From Greg Williams (930505)
Bill Powers (930504.1530 MDT)
One other approach, which you might be interested in since you
are a whiz at literature searches, would be to take recent
writings about control theory and try to trace back, through the
references, where the writers got their understanding of control,
where their references got theirs, etc.. This would end up as a
stand-alone paper that could be published (i.e., offered) without
regard to other papers.
Sounds like a cleaning-the-Augean-stables kind of task. Nevertheless,
if I get done with building a house (three of four walls sided at
present), I'll be tempted to hold my nose and start shoveling.
ยทยทยท
-----
Joel Judd 930505
Also, I think a paragraph or two emphasizing the humanistic nature
of PCT would be worthwhile. I'm trying to remember what I wrote
in the margin of the draft, but it was something to the effect
of balancing what is sometimes seen to be the mechanistic model
of negative feedback with how such a model actually accounts
for goal-driven behavior, the key to being purposeful beings,
and how S-R or I-O models actually take freedom of choice away
and place it in the environment or in unexplained cognitive plans.
Joel, I'd like to hear whether you think that there is any room for
"freedom of choice" in PCT models.

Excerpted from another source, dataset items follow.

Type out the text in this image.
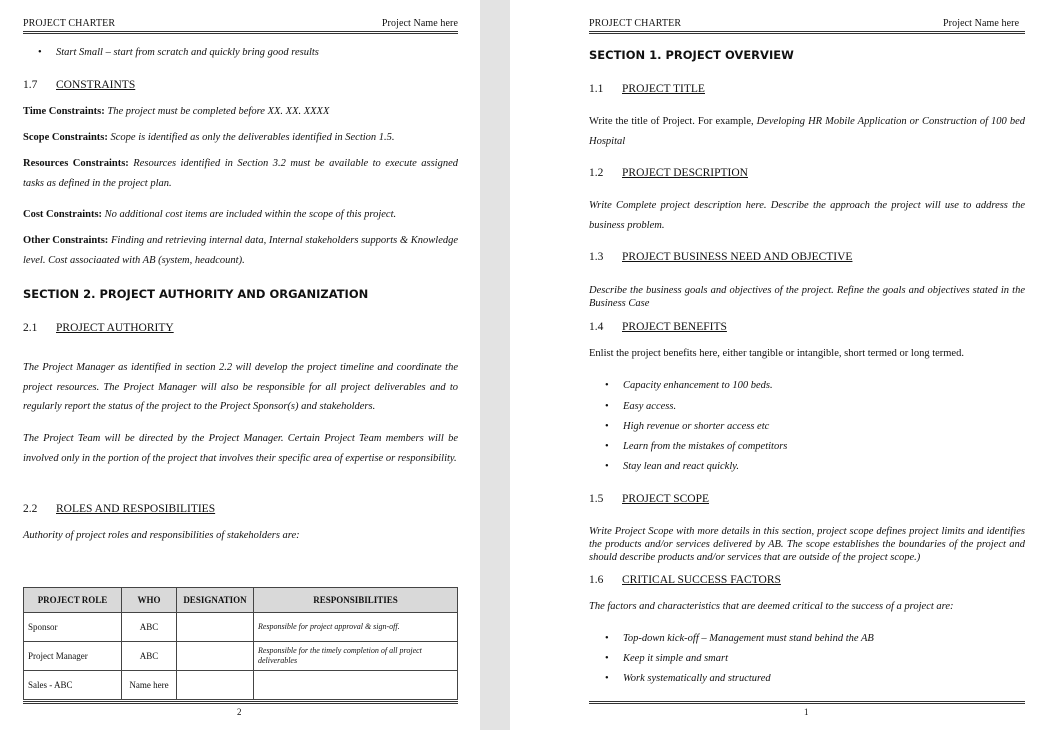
PROJECT CHARTER	Project Name here
• Start Small – start from scratch and quickly bring good results
1.7 CONSTRAINTS
Time Constraints: The project must be completed before XX. XX. XXXX
Scope Constraints: Scope is identified as only the deliverables identified in Section 1.5.
Resources Constraints: Resources identified in Section 3.2 must be available to execute assigned tasks as defined in the project plan.
Cost Constraints: No additional cost items are included within the scope of this project.
Other Constraints: Finding and retrieving internal data, Internal stakeholders supports & Knowledge level. Cost associaated with AB (system, headcount).
SECTION 2. PROJECT AUTHORITY AND ORGANIZATION
2.1 PROJECT AUTHORITY
The Project Manager as identified in section 2.2 will develop the project timeline and coordinate the project resources. The Project Manager will also be responsible for all project deliverables and to regularly report the status of the project to the Project Sponsor(s) and stakeholders.
The Project Team will be directed by the Project Manager. Certain Project Team members will be involved only in the portion of the project that involves their specific area of expertise or responsibility.
2.2 ROLES AND RESPOSIBILITIES
Authority of project roles and responsibilities of stakeholders are:
PROJECT ROLE	WHO	DESIGNATION	RESPONSIBILITIES
Sponsor	ABC		Responsible for project approval & sign-off.
Project Manager	ABC		Responsible for the timely completion of all project deliverables
Sales - ABC	Name here		
2
PROJECT CHARTER	Project Name here
SECTION 1. PROJECT OVERVIEW
1.1 PROJECT TITLE
Write the title of Project. For example, Developing HR Mobile Application or Construction of 100 bed Hospital
1.2 PROJECT DESCRIPTION
Write Complete project description here. Describe the approach the project will use to address the business problem.
1.3 PROJECT BUSINESS NEED AND OBJECTIVE
Describe the business goals and objectives of the project. Refine the goals and objectives stated in the Business Case
1.4 PROJECT BENEFITS
Enlist the project benefits here, either tangible or intangible, short termed or long termed.
• Capacity enhancement to 100 beds.
• Easy access.
• High revenue or shorter access etc
• Learn from the mistakes of competitors
• Stay lean and react quickly.
1.5 PROJECT SCOPE
Write Project Scope with more details in this section, project scope defines project limits and identifies the products and/or services delivered by AB. The scope establishes the boundaries of the project and should describe products and/or services that are outside of the project scope.)
1.6 CRITICAL SUCCESS FACTORS
The factors and characteristics that are deemed critical to the success of a project are:
• Top-down kick-off – Management must stand behind the AB
• Keep it simple and smart
• Work systematically and structured
1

Maybe I'm just confused about what
you mean by f of c, but surely it can't mean what it has meant
traditionally to humanists in the Judeo-Christian tradition: "free
will." Bill Powers himself has explained that if organisms are
organized with hierarchically arranged control loops, they are "free"
to the extent that they are able to reorganize stochastically, and to
the extent that externally applied physical force allows them to
maintain control of perceptions -- which seems to me a very long way
from J-C notions of "personal freedom." Also, I note that some of the
behaviorists have taken pains to include genetic constraints and self-
initiated behaviors in their "environmental" contingencies, while I
assume that many cognitivists "explain" cognitive plans with vague
references to evolution, similar to the vague references to evolution
made by Bill Powers to "explain" an organism's control structure.